Os legisladores polacos não conseguiram anular o veto do Presidente Karol Nawrocki sobre um projeto de lei das criptomoedas. A câmara baixa precisava de uma maioria de três quintos, mas ficou 18 votos aquém. O Primeiro-Ministro Donald Tusk classificou a medida como uma prioridade de segurança nacional devido à influência russa no setor.
O projeto visava alinhar a Polónia com o quadro de Mercados de Criptoativos (MiCA) da UE, segundo um meio local. Nawrocki rejeitou-o por ameaçar liberdades civis, adicionar poderes pouco claros de bloqueio de domínios e taxas elevadas que sobrecarregam pequenas empresas.

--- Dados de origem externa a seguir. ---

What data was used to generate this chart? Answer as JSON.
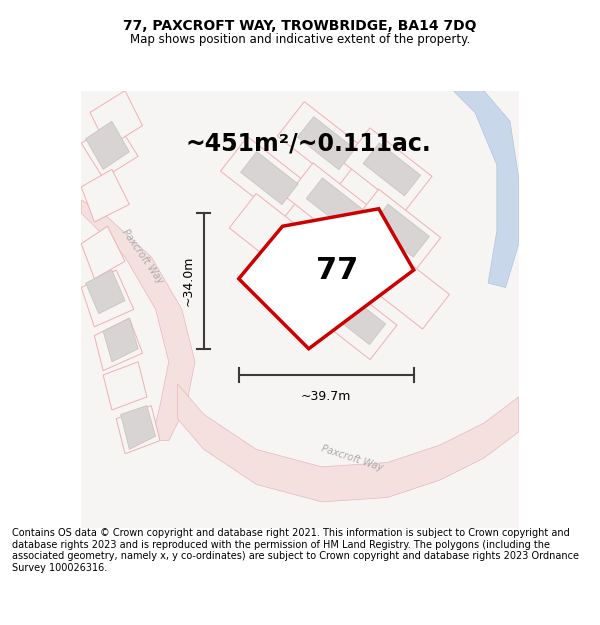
{
  "title_line1": "77, PAXCROFT WAY, TROWBRIDGE, BA14 7DQ",
  "title_line2": "Map shows position and indicative extent of the property.",
  "area_text": "~451m²/~0.111ac.",
  "label_number": "77",
  "dim_width": "~39.7m",
  "dim_height": "~34.0m",
  "footer_text": "Contains OS data © Crown copyright and database right 2021. This information is subject to Crown copyright and database rights 2023 and is reproduced with the permission of HM Land Registry. The polygons (including the associated geometry, namely x, y co-ordinates) are subject to Crown copyright and database rights 2023 Ordnance Survey 100026316.",
  "bg_color": "#ffffff",
  "map_bg": "#f7f4f4",
  "road_fill": "#f5e0e0",
  "road_edge": "#e8b8b8",
  "plot_outline_color": "#cc0000",
  "building_fill": "#d8d4d4",
  "building_edge": "#c8c0c0",
  "lot_fill": "#f7f4f4",
  "lot_edge": "#f0b0b0",
  "water_fill": "#c8d8ea",
  "water_edge": "#b0c5dc",
  "dim_line_color": "#3a3a3a",
  "text_color": "#000000",
  "road_label_color": "#aaaaaa",
  "title_fontsize": 10,
  "subtitle_fontsize": 8.5,
  "area_fontsize": 17,
  "label_fontsize": 22,
  "dim_fontsize": 9,
  "footer_fontsize": 7
}
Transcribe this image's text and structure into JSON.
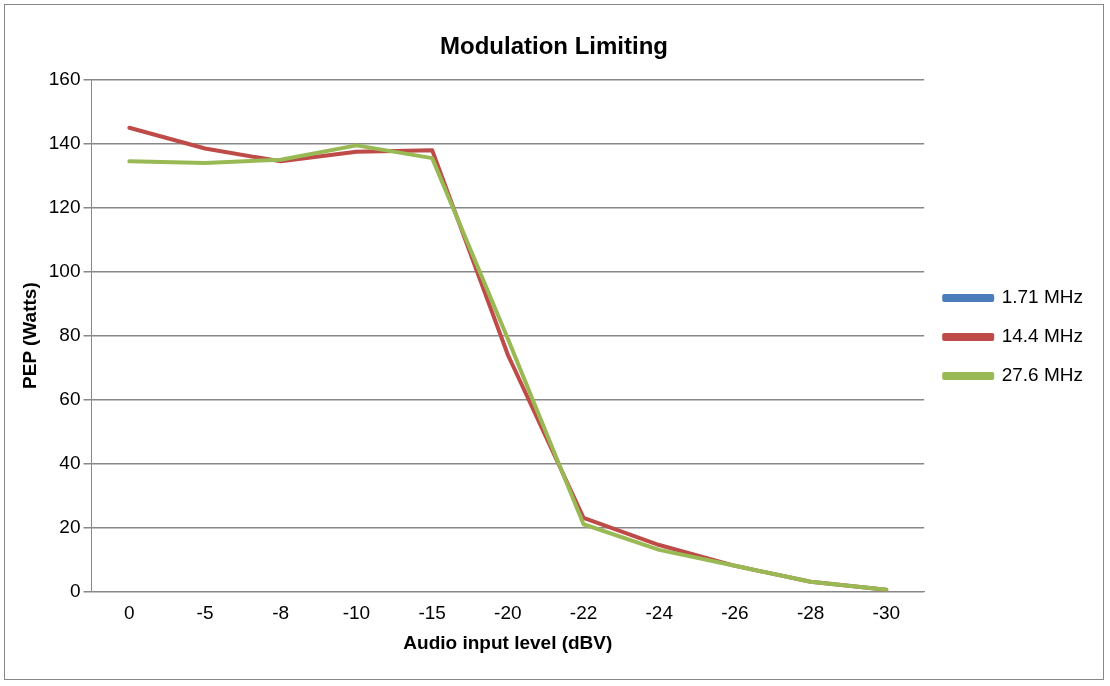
{
  "chart_data": {
    "type": "line",
    "title": "Modulation Limiting",
    "xlabel": "Audio input level (dBV)",
    "ylabel": "PEP (Watts)",
    "categories": [
      "0",
      "-5",
      "-8",
      "-10",
      "-15",
      "-20",
      "-22",
      "-24",
      "-26",
      "-28",
      "-30"
    ],
    "series": [
      {
        "name": "1.71 MHz",
        "color": "#4a7ebb",
        "values": [
          null,
          null,
          null,
          null,
          null,
          null,
          null,
          null,
          null,
          null,
          null
        ]
      },
      {
        "name": "14.4 MHz",
        "color": "#be4b48",
        "values": [
          145,
          138.5,
          134.5,
          137.5,
          138,
          74,
          23,
          14.5,
          8,
          3,
          0.5
        ]
      },
      {
        "name": "27.6 MHz",
        "color": "#98b954",
        "values": [
          134.5,
          134,
          135,
          139.5,
          135.5,
          79,
          21,
          13,
          8,
          3,
          0.5
        ]
      }
    ],
    "ylim": [
      0,
      160
    ],
    "yticks": [
      0,
      20,
      40,
      60,
      80,
      100,
      120,
      140,
      160
    ],
    "grid": "y",
    "legend": "right",
    "marker": "none",
    "line_style": "solid"
  }
}
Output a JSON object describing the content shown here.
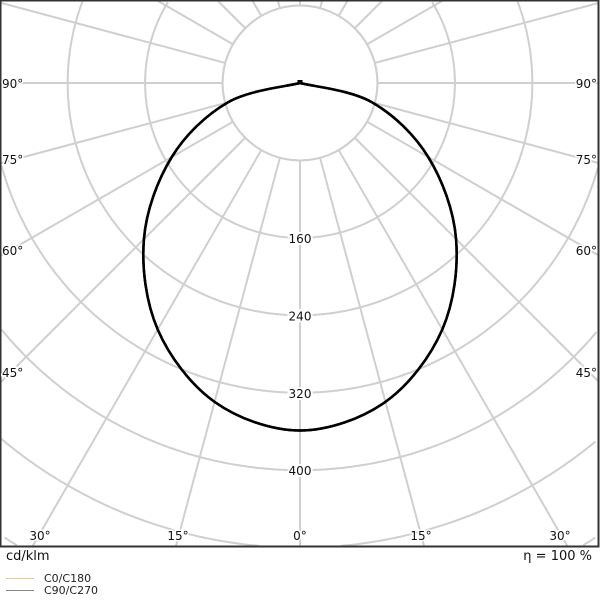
{
  "chart_data": {
    "type": "polar",
    "unit_label": "cd/klm",
    "efficiency_label": "η = 100 %",
    "radial_ticks": [
      160,
      240,
      320,
      400
    ],
    "radial_grid": [
      80,
      160,
      240,
      320,
      400,
      480,
      560
    ],
    "angle_grid_step_deg": 15,
    "angle_labels": {
      "sides": [
        "90°",
        "75°",
        "60°",
        "45°"
      ],
      "bottom": [
        "30°",
        "15°",
        "0°",
        "15°",
        "30°"
      ]
    },
    "angles_deg": [
      0,
      15,
      30,
      45,
      60,
      75,
      90
    ],
    "series": [
      {
        "name": "C0/C180",
        "color": "#f0c48a",
        "values": [
          359,
          341,
          294,
          228,
          153,
          77,
          0
        ]
      },
      {
        "name": "C90/C270",
        "color": "#888888",
        "values": [
          359,
          341,
          294,
          228,
          153,
          77,
          0
        ]
      }
    ],
    "curve_color": "#000000",
    "grid": true,
    "legend_position": "bottom-left"
  }
}
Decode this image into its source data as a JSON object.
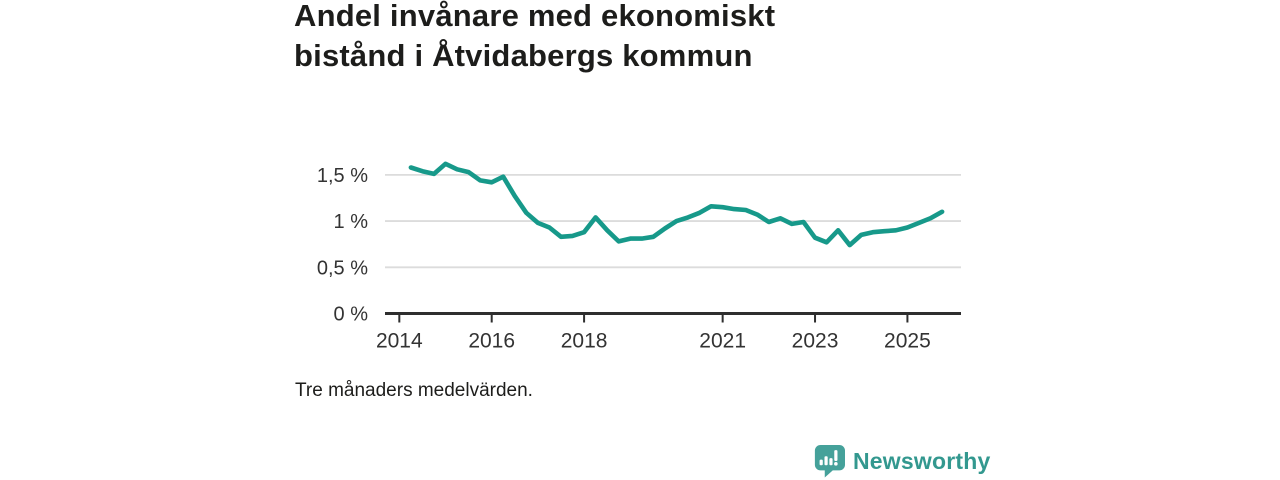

Funcionários do governo alertaram que o veto deixa os consumidores expostos a fraudes e leva as empresas para outros lugares, segundo a Bloomberg.
A Polónia possui um próspero mercado de criptomoedas, com projeção de 7,9 milhões de utilizadores até 2025 entre 37 milhões de residentes. Exchanges como Binance e Bitget possuem registos de fornecedores de serviços de ativos virtuais, enquanto o país ocupa o quinto lugar globalmente em caixas automáticos de Bitcoin, à frente de El Salvador.
Pelo menos 19% dos polacos usam criptomoedas, segundo a Statista, gerando uma receita média por utilizador de $173,6. Os bancos tradicionais resistem, empurrando empresas a procurar serviços na Lituânia ou Malta.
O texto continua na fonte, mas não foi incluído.